Next week, voters will decide on Proposal 1, the ballot measure that would raise the state’s sales tax from 6 percent to 7 percent. You may have heard the arguments for and against. And you probably have an opinion about the roads you drive on every day as you travel to work, school and the grocery store.
But what do the data say? Exactly how bad are the roads in southeast Michigan?
It turns out the Michigan Transportation Asset Management Council has collected annual data on the pavement quality of all roads eligible for federal funding in Michigan since 2004. This includes some city roads, most county roads and state roads.
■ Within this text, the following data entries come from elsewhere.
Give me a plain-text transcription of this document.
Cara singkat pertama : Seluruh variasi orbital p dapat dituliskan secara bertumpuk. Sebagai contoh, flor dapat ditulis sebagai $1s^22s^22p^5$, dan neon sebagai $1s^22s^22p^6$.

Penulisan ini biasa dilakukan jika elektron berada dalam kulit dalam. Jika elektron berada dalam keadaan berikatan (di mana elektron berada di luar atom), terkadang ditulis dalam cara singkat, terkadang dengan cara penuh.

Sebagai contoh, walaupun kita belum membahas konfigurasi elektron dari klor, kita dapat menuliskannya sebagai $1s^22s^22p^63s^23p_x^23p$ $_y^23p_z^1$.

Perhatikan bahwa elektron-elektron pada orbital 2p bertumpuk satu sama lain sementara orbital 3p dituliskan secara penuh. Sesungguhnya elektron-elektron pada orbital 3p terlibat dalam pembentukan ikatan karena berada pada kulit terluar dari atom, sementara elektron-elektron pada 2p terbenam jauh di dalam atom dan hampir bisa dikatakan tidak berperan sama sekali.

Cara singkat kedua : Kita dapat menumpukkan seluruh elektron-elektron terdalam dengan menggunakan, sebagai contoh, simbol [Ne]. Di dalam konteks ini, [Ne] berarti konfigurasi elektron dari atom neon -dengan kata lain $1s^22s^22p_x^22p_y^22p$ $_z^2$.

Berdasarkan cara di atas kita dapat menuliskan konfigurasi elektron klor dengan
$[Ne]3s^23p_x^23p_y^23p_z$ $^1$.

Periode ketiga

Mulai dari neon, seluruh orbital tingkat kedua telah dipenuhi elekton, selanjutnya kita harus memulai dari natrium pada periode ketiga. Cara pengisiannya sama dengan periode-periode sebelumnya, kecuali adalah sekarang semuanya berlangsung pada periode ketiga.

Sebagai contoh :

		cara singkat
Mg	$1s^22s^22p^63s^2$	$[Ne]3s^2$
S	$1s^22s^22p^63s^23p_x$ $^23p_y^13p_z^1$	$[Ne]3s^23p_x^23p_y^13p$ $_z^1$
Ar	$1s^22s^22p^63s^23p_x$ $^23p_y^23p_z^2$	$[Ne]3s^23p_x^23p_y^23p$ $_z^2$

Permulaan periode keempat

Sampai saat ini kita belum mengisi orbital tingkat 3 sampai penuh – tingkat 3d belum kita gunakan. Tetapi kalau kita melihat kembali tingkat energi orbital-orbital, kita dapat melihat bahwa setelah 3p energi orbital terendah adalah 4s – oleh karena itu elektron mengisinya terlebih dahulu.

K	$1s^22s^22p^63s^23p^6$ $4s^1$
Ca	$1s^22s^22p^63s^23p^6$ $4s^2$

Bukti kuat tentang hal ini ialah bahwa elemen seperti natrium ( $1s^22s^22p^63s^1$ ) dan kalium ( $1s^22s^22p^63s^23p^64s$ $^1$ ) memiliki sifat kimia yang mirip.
Every year, a three-person team including a Michigan Department of Transportation engineer, a local county road commission representative and a Southeast Michigan Council of Governments staff person drive every mile of eligible pavement in the region to survey pavement quality based on the PASER (Pavement Surface Evaluation and Rating) system. They start after the snow melts, usually sometime around April 1, and wrap up by the end of November.
The system uses a standard set of criteria to rate roads on a scale of 1-10. The score is based on a visual inspection of the degree of cracking and rutting on the road. Roads scoring a 9-10 are considered in “good” condition, those scoring a 4 to 8 are in “fair” condition and those scoring a 1 to 3 are in “poor” condition.
Check out how the roads rank in your city or county in this map prepared by SEMCOG:
GREEN = GOOD, YELLOW = FAIR, RED = POOR
“What [the data] continue to show, every year since we’ve been collecting it, is that the condition of our roads in the state of Michigan and in southeast Michigan continues to decline,” says Carmine Palombo, Deputy Executive Director at SEMCOG.
Palombo notes that a substantial body of research links the PASER score to the number of years of useful life left in the road. Roads scoring in the poor range are in dire need of total reconstruction.
“if you try to fix them by putting an overlay on them, you’re wasting your money,” he says. “Those pavements are so bad that you really need to totally reconstruct; pull out all the concrete and start all over again.”
The data clearly show an overall decline in pavement quality across southeast Michigan.
“When we first did this, only 10 percent of the pavements were poor,” says Palombo. “At the last one [in 2014], just under 40 percent of pavements were poor. So we have four times the amount of poor pavement today than we did when we started doing this [in 2004]. And every year we don’t address all of this, the cost of making those improvements goes up. It costs six to seven times as much to fix a pavement in poor condition than in fair condition.